Writer Philip Yancey identified an old Japanese saying that lists “ the four most awful things on earth as fires, earthquakes, thunderbolts and fathers.” It is fairly common in Japan for children to have “authoritarian fathers who never apologize, who remain emotionally distant, who shows nothing resembling love or grace, who offer much criticism and little if any encouragement.” As a result, missionaries in Japan have found that instead of communicating how God is a Father, they have been much more successful among the Japanese people if they help them to understand how God’s love is also mother-like, a “love that forgives wrongs and binds wounds and draws, rather than forces, others to itself.” I think it’s safe to say that this old saying applies to Chinese too.

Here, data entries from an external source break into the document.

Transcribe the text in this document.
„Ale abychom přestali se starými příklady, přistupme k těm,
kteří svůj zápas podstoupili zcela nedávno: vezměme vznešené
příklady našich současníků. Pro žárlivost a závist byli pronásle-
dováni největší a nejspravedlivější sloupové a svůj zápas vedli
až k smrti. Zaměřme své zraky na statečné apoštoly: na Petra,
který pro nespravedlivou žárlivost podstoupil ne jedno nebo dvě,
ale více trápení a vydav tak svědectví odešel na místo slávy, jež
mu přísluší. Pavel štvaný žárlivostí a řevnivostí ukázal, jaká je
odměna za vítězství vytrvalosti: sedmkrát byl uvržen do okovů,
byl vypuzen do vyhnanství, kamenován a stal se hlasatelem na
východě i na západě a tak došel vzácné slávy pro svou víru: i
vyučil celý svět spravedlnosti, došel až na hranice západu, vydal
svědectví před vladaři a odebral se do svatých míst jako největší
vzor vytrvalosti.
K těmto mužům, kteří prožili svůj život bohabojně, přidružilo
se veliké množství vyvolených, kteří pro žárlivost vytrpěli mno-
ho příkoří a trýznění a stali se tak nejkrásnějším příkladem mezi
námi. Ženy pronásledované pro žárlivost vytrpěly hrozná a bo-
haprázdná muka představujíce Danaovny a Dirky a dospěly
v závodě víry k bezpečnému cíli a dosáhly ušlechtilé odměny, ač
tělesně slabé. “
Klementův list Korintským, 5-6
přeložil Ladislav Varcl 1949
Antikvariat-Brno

As fathers on Father’s Day today, keep all the company at the table as Jesus would. Don’t leave anyone out. Whether your children or spouse is cooking up a dinner today or going to Fresh Choice like me, invite everyone to sit at your table and pick up the check too.
Let us pray.
O God, we pray that we would always welcome everyone to your table. Thank you for inviting us to be in good company with you. Now give us the courage and steadfastness to invite all to come and sit at your table since we are all sinners and have come up short to what you are expecting us to be and do. We pray in the name of Jesus who welcomed both Simon the righteous Pharisee and the woman with the bad reputation to sit together with him. Amen.